People have been buying homes & second homes as investments for years. Homes have always appreciated in value for the most part, and therefore it is automatically an investment.

I have no problem going after private equity, foreign investors, AirBNB owners, etc when it comes to their role in the market, but I fail to understand how going after individual home owners is a solution worth anything.

While at the same time not doing anything about the real problem, immigration.
No everyone doesn't realize that. Housing prices took off during the pandemic (May/June 2020) when Canada only had 280,000 in permanent immigration. It accelerated in 2021 with even lower immigration. House prices have declined overall in the last 2 years where immigration has doubled.

In May 2020 the average home was $539,000 and started a steep climb peaking at $836,000 in Feb 2022.

https://tradingeconomics.com/canada/...e-house-prices

Annual immigration during that time was under 300,000. Immigration started increasing in 2021/2022 just as the prices peaked and has continued at its high level while housing prices fall.

https://www.statista.com/statistics/...nts-in-canada/

There is no correlation between immigration and housing pricing.
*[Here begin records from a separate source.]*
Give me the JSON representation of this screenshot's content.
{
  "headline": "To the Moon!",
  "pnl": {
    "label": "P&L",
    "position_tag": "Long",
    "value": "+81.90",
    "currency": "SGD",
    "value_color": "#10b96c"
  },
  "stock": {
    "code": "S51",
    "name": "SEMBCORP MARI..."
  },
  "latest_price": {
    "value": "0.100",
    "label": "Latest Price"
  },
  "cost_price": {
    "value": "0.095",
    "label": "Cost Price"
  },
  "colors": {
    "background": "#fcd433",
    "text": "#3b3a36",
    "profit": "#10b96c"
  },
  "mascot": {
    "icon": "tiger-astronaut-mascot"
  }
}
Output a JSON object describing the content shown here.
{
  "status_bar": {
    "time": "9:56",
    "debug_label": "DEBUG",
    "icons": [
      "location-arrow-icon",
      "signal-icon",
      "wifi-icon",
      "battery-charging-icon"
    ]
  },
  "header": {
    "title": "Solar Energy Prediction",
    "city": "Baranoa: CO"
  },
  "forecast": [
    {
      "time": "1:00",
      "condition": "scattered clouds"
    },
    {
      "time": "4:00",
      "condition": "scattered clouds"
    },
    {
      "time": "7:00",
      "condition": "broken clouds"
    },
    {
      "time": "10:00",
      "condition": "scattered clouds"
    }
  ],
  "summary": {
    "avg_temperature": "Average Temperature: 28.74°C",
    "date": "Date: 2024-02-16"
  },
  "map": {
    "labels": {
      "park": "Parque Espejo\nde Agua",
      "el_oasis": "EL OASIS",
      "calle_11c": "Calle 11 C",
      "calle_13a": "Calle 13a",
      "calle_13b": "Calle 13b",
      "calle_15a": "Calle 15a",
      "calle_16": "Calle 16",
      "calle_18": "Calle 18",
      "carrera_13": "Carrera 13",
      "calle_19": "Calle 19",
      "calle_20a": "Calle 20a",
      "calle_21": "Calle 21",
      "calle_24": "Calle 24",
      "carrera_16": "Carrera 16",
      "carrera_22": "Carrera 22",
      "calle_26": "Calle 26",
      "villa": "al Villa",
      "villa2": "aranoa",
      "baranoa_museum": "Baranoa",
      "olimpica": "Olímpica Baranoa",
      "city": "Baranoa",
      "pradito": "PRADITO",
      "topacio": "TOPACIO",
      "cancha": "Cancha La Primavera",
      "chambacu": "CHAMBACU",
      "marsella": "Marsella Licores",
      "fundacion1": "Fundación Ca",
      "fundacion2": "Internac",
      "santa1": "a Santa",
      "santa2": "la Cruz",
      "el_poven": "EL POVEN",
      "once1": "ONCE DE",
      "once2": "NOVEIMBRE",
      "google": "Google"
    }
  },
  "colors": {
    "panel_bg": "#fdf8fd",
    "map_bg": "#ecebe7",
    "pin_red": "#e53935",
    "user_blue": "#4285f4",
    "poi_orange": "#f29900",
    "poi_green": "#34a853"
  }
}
Now, I'll say if you are looking at cost of renting, there may be a correlation there, but I was only looked at housing prices.

If you look at when the prices started jumping, (May/June 2020), that coincides with the Feds dropping the overnight rate from 1.75 to 0.25 in March of 2020. When did the rates go up again? March 2022, as housing prices peaked the month before, interest rates cooled them off.

Interest rates plus the excess cash available to many people during the pandemic, coupled with a bear stock market and confidence in the Canadian housing market were much more to blame for what happened. Here is an article from the NP in 2021 calling out the housing affordability crisis without a single mention of immigration.

https://nationalpost.com/news/canada...d-in-one-chart

So it seems like investment in the market, spurred on by excess cash and affordable interest rates drove the problem, not immigration policies.